Zupełnie inna historia jest z gąską, której podrzuciliśmy jajka od innej gąski, bo nagle zapragnęła potomstwa. Rok temu, gdy miała partnera znosiła tylko jajka i pozostawiała, ani myśląc o wysiadywaniu. Gąsior zakończył przedwcześnie żywot, bo nie przepuszczał nikomu, do tego stopnia, że mordował mi małe kaczki, więc skończył jako pieczeń.
Mój pomysłowy mąż pożyczył gąsiora, zupełnie innej rasy od swojej mamy. Niestety doświadczenie się nie udało, tzn. udało, ale nie do końca.Gąska złożyła jajka siedziała i siedziała, i nie wysiedziała nic.

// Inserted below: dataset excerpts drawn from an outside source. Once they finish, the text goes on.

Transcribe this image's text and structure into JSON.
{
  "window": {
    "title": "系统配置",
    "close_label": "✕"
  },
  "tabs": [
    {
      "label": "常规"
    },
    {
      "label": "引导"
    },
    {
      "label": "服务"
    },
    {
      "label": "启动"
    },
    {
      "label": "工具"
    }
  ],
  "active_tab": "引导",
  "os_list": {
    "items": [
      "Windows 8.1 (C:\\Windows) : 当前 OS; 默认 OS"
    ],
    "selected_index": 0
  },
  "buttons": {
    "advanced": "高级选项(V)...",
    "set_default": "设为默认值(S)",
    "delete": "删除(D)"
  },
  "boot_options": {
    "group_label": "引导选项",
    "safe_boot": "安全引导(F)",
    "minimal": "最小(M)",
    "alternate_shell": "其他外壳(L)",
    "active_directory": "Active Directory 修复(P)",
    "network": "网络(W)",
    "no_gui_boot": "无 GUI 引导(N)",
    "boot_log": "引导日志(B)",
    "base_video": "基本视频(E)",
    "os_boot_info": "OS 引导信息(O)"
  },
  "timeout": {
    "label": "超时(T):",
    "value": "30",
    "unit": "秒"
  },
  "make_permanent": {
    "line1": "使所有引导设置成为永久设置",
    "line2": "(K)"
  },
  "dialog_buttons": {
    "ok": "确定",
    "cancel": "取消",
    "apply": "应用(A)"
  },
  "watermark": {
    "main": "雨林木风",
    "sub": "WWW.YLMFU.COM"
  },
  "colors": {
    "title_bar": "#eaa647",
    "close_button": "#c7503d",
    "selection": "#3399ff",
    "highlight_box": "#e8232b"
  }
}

Jajka były już do niczego, ale nie odstępowała ich na krok. Ponieważ gęś teściowej nie miała zamiaru nawet siedzieć na swoich jajkach, dlatego mąż przyniósł 5 jaj owej leniwej gęsi i podłożył naszej spragnionej macierzyństwa. Wykluło się gęsię - sztuk jeden. I tak nasza gąska stała się dumną matką.
Poniżej pięknie kwitnące końcówką lata cynie.
Lubię je za ich trwałość i różnorodność kolorów.
Jeszcze dary natury z jagodnika. Nareszcie dojrzewają jeżyny :)
Zakończę dziś tym smakowitym akcentem. Życzę Wam miłego i pogodnego tygodnia.